There’s a general sense in which this is true, but the relation is too generic, in and of itself, to support the specific work of Christ. The fact that I am related to you at a generic level doesn’t imply that what I am or what I do has any effect on what you are or your situation.

To make this argument work, what we would need is not an exemplum/exemplum relation, but an exemplar/exemplum relation, like the oak/acorn relation. If the human nature of Christ were an abstract universal in which all men and women participate, then the relation between Christ and humanity might support a transitive relation.

But the human nature of Christ is just another property-instance--a concrete particular among many.

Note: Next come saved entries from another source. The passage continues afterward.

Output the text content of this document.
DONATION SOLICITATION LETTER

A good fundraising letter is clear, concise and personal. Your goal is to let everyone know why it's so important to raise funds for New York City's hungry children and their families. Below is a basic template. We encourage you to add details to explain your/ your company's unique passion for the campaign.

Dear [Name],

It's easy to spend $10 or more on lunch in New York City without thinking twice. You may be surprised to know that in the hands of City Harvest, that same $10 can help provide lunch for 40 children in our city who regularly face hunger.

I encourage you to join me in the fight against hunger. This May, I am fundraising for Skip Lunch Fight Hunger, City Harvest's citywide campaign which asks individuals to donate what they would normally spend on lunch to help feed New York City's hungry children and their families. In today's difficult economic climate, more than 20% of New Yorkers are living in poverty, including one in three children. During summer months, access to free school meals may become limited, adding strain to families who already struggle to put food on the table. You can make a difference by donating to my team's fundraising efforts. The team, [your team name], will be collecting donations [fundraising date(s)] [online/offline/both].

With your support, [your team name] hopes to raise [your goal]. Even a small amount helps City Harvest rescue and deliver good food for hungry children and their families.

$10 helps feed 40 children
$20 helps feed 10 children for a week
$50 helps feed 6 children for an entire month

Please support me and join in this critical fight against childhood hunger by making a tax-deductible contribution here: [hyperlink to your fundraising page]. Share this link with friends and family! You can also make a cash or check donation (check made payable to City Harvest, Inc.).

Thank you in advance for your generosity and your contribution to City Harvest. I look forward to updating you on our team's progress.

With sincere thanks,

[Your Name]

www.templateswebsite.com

Humanly speaking, Christ was a clone of Mary, like identical male/female twins. Mary is both his mother and his sister. Such is the miracle of the Virgin Birth.

This supplies a necessary condition for a more specific relationship, but it does not supply a sufficient condition all by itself. So the implicit argument in Berzonsky’s position falters on a level-confusion.

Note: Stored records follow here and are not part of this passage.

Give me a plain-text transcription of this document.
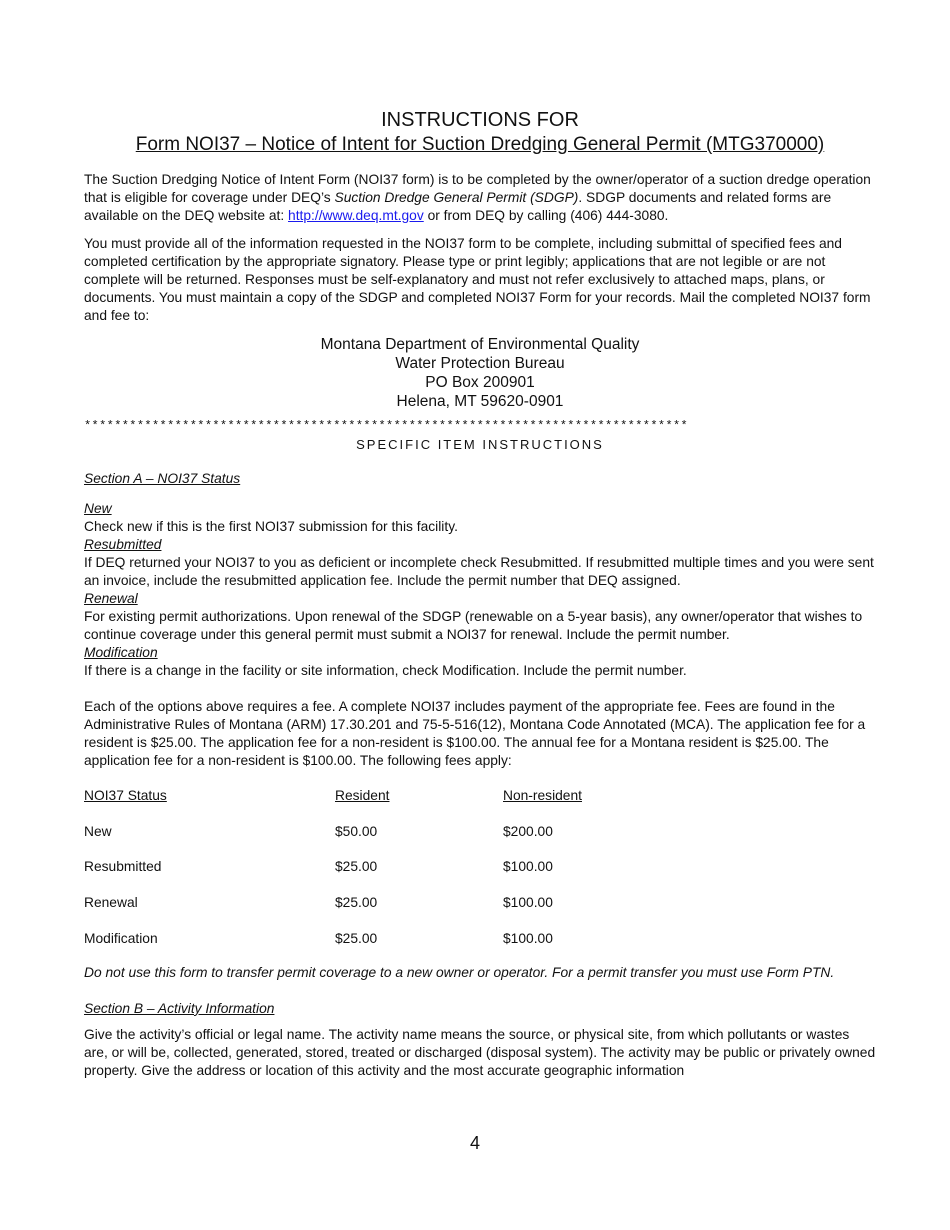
INSTRUCTIONS FOR
Form NOI37 – Notice of Intent for Suction Dredging General Permit (MTG370000)

The Suction Dredging Notice of Intent Form (NOI37 form) is to be completed by the owner/operator of a suction dredge operation that is eligible for coverage under DEQ’s Suction Dredge General Permit (SDGP). SDGP documents and related forms are available on the DEQ website at: http://www.deq.mt.gov or from DEQ by calling (406) 444-3080.

You must provide all of the information requested in the NOI37 form to be complete, including submittal of specified fees and completed certification by the appropriate signatory. Please type or print legibly; applications that are not legible or are not complete will be returned. Responses must be self-explanatory and must not refer exclusively to attached maps, plans, or documents. You must maintain a copy of the SDGP and completed NOI37 Form for your records. Mail the completed NOI37 form and fee to:

Montana Department of Environmental Quality
Water Protection Bureau
PO Box 200901
Helena, MT 59620-0901
********************************************************************************
SPECIFIC ITEM INSTRUCTIONS
Section A – NOI37 Status
New

Check new if this is the first NOI37 submission for this facility.

Resubmitted

If DEQ returned your NOI37 to you as deficient or incomplete check Resubmitted. If resubmitted multiple times and you were sent an invoice, include the resubmitted application fee. Include the permit number that DEQ assigned.

Renewal

For existing permit authorizations. Upon renewal of the SDGP (renewable on a 5-year basis), any owner/operator that wishes to continue coverage under this general permit must submit a NOI37 for renewal. Include the permit number.

Modification

If there is a change in the facility or site information, check Modification. Include the permit number.

Each of the options above requires a fee. A complete NOI37 includes payment of the appropriate fee. Fees are found in the Administrative Rules of Montana (ARM) 17.30.201 and 75-5-516(12), Montana Code Annotated (MCA). The application fee for a resident is $25.00. The application fee for a non-resident is $100.00. The annual fee for a Montana resident is $25.00. The application fee for a non-resident is $100.00. The following fees apply:

NOI37 Status	Resident	Non-resident

New	$50.00	$200.00

Resubmitted	$25.00	$100.00

Renewal	$25.00	$100.00

Modification	$25.00	$100.00

Do not use this form to transfer permit coverage to a new owner or operator. For a permit transfer you must use Form PTN.

Section B – Activity Information

Give the activity’s official or legal name. The activity name means the source, or physical site, from which pollutants or wastes are, or will be, collected, generated, stored, treated or discharged (disposal system). The activity may be public or privately owned property. Give the address or location of this activity and the most accurate geographic information

4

"When the Lord appeared among his apostles in the upper room (Jn 20:22-23), he breathed on them, conferring the Holy Spirit, giving them power to bind and set free the sins of human beings. This is the gift of the Spirit to the church as the body of Christ," 173.

By way of reply:

Observe the leap of logic: from the Apostolate to the sub-Apostolic church. There is nothing in the text to justify this transference. At the very least we’d need a subsidiary argument to warrant the extension. Once again, no such reason is forthcoming. All we have are Berzonsky’s dogmatic dicta.

"The second gift of the Holy Spirit is from the Father on Pentecost (Acts 2). Here is grace poured out on persons--not any arbitrary men but on the college of apostles," 173.

By way of reply:

i) Talk about blinkered exegesis! If you turn to the account in Acts, you will see that the promise of the Spirit was by no means limited to the Apostolate (2:17-18,33,38-39). And the rest of Acts illustrates the further fulfillment of this prophecy.

ii) Berzonsky’s restriction runs counter to his doctrine of baptismal regeneration.

"Protestants hold in greatest esteem the personal quest for truth. Unfathomable to them is the need for submitting their own subjective comprehension to the objectivity of the church. To test one’s private opinion by the wisdom of the Holy Spirit at work through the body of Christ does not compute," 175.

By way of reply:

i) In what sense is the church "objective," but the Bible is not?

ii) Don’t the Orthodox merely codify one set of private opinions over against another? The private opinion of Cyril trumps the private opinion of Nestorius.

iii) For Berzonsky to invoke the presence of the Holy Spirit in the church begs the question of how we identify the true church. In which church is the Holy Spirit to be found? What are Berzonsky's criteria?

iv) Why assume that the Holy Spirit cannot be at work in Evangelical communions as well?

"The Bible requires interpretation. St. Hilary wrote, Scriptura est non in legendo, sed in intelligendo (Scripture is not in the reading but in the understanding)," 175.

By way of reply:

This statement is true, even a truism, but such a truism amounts to an empty norm. It doesn’t adjudicate between one church and another. Every side can lay claim to this truism.